My girlfriend and I started dating last November and everything was perfect until a couple of months in the relationship. The main problem is me, I'm that type of guy that when there is a problem, I shut down and don't want to talk about it right away, I'll talk about it after I have cooled down later in the day or night. She's never liked that and I would always make excuses for my behavior and apologize but she would want to break up with me every time we had an argument about anything. I really have tried to change and it has gotten slightly better but not to the point where its not an issue anymore. And that's basically all we fight about because everything else is great.

 

This past month she just made a friend and started hanging out with her a lot but I don't like this girl because she's single and is always trying to find guys to go home with when we go out with her. I don't want to tell my girlfriend not to hang out with her because she likes her and she's her only friend.

 

Last Saturday we fought about something and I shut down again at a club and she broke up with me that night. I tried everything to fix it, I surprised her at work with flower and put "I love you" sticky notes all over her motorcycle at work and she loved it. I gave her some beats headphones, and I bought her a picture collage frame with some of our pictures. Keep in mind this was all for her birthday on the 15th, 2 days ago. In the end she said she needed space and time to reconsider us because she's tired of me shutting down.

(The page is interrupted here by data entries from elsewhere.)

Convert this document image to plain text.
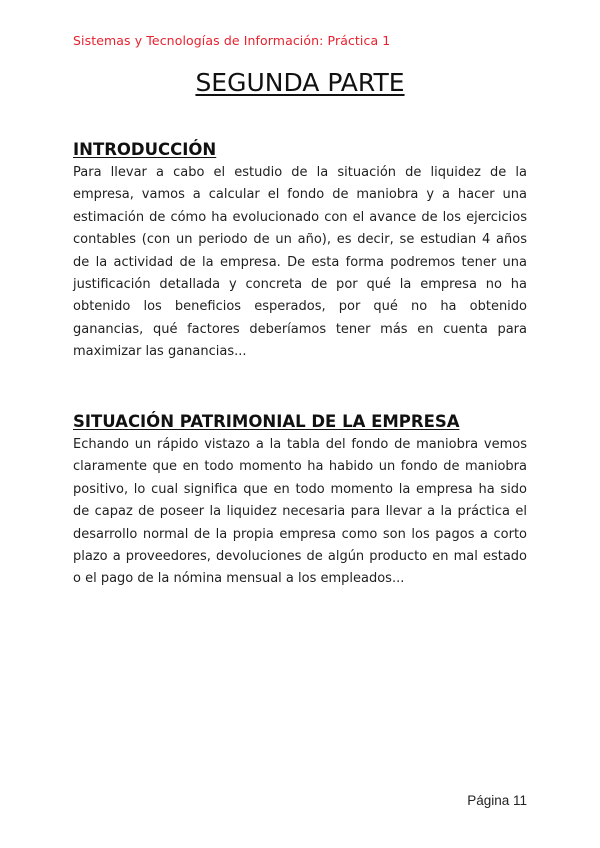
Sistemas y Tecnologías de Información: Práctica 1
SEGUNDA PARTE
INTRODUCCIÓN

Para llevar a cabo el estudio de la situación de liquidez de la empresa, vamos a calcular el fondo de maniobra y a hacer una estimación de cómo ha evolucionado con el avance de los ejercicios contables (con un periodo de un año), es decir, se estudian 4 años de la actividad de la empresa. De esta forma podremos tener una justificación detallada y concreta de por qué la empresa no ha obtenido los beneficios esperados, por qué no ha obtenido ganancias, qué factores deberíamos tener más en cuenta para maximizar las ganancias...

SITUACIÓN PATRIMONIAL DE LA EMPRESA

Echando un rápido vistazo a la tabla del fondo de maniobra vemos claramente que en todo momento ha habido un fondo de maniobra positivo, lo cual significa que en todo momento la empresa ha sido de capaz de poseer la liquidez necesaria para llevar a la práctica el desarrollo normal de la propia empresa como son los pagos a corto plazo a proveedores, devoluciones de algún producto en mal estado o el pago de la nómina mensual a los empleados...

Página 11
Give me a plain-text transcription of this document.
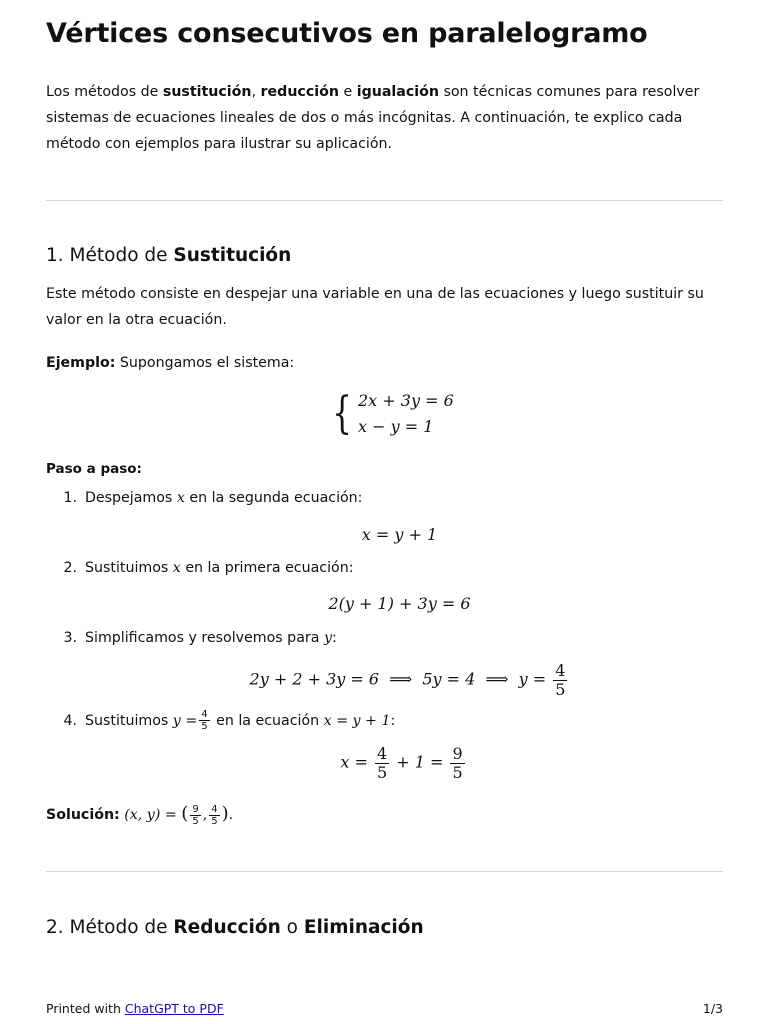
Vértices consecutivos en paralelogramo
Los métodos de sustitución, reducción e igualación son técnicas comunes para resolver sistemas de ecuaciones lineales de dos o más incógnitas. A continuación, te explico cada método con ejemplos para ilustrar su aplicación.
1. Método de Sustitución
Este método consiste en despejar una variable en una de las ecuaciones y luego sustituir su valor en la otra ecuación.
Ejemplo: Supongamos el sistema:
{ 2x + 3y = 6
x − y = 1
Paso a paso:
1. Despejamos x en la segunda ecuación:
x = y + 1
2. Sustituimos x en la primera ecuación:
2(y + 1) + 3y = 6
3. Simplificamos y resolvemos para y:
2y + 2 + 3y = 6  ⟹  5y = 4  ⟹  $y = \frac{4}{5}$
4. Sustituimos $y = \frac{4}{5}$ en la ecuación x = y + 1:
$x = \frac{4}{5} + 1 = \frac{9}{5}$
Solución: (x, y) = ( $\frac{9}{5}$ , $\frac{4}{5}$ ).
2. Método de Reducción o Eliminación
Printed with ChatGPT to PDF	1/3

I'm a sensitive guy and she really isn't so I'm the one usually crying when she tries to break up with me.

 

I'm not sure if its still worth it to keep fighting for this relationship or if I'm just wasting my time with her.

Posted

Shutting down in the face of conflict is not good, but neither is threatening to break up or actually breaking up every time there's conflict.

  • Like 1
Posted

If she wants to break up, it's over. It's no longer up to you to fight for it. I don't really understand the "shutting down" thing. Are you pouting or something? And you mention you cry during these fights. I have to tell you, that's a REALLY bad look for a guy. Seriously, women don't want that crap. They want a guy who's strong. I'd recommend working on what's causing you to be so emotional, because otherwise that's a death sentence for a relationship with a woman. It's like a role reversal or something.

Posted

It seems like this comes down to an issue of incompatibility. She's told you what she needs from you, and you haven't been able to provide it.

 

Whether or not what she's asking for is unhealthy, I'm not sure. Generally, I think people should be able to take a moment if they're too emotional for a confrontation. You can shut down if you need to, but you still have to treat your partner with respect. If you did this at a club, I imagine it was embarrassing for her if you were ignoring her or making it obvious you were mad.

 

Have you fought about her being friends with this new person? Why did you include this in your post?

Posted

Rather than trying to buy her back, why don’t you work on your own issues instead?

  • Like 1
Posted

Let's roll back to the actual fights. Perhaps they are horrible fights and it's perfectly understandable that you'd need to lick your wounds. Or are they little things which get blown out of all proportion?

 

What do you fight over and what do your fights look like?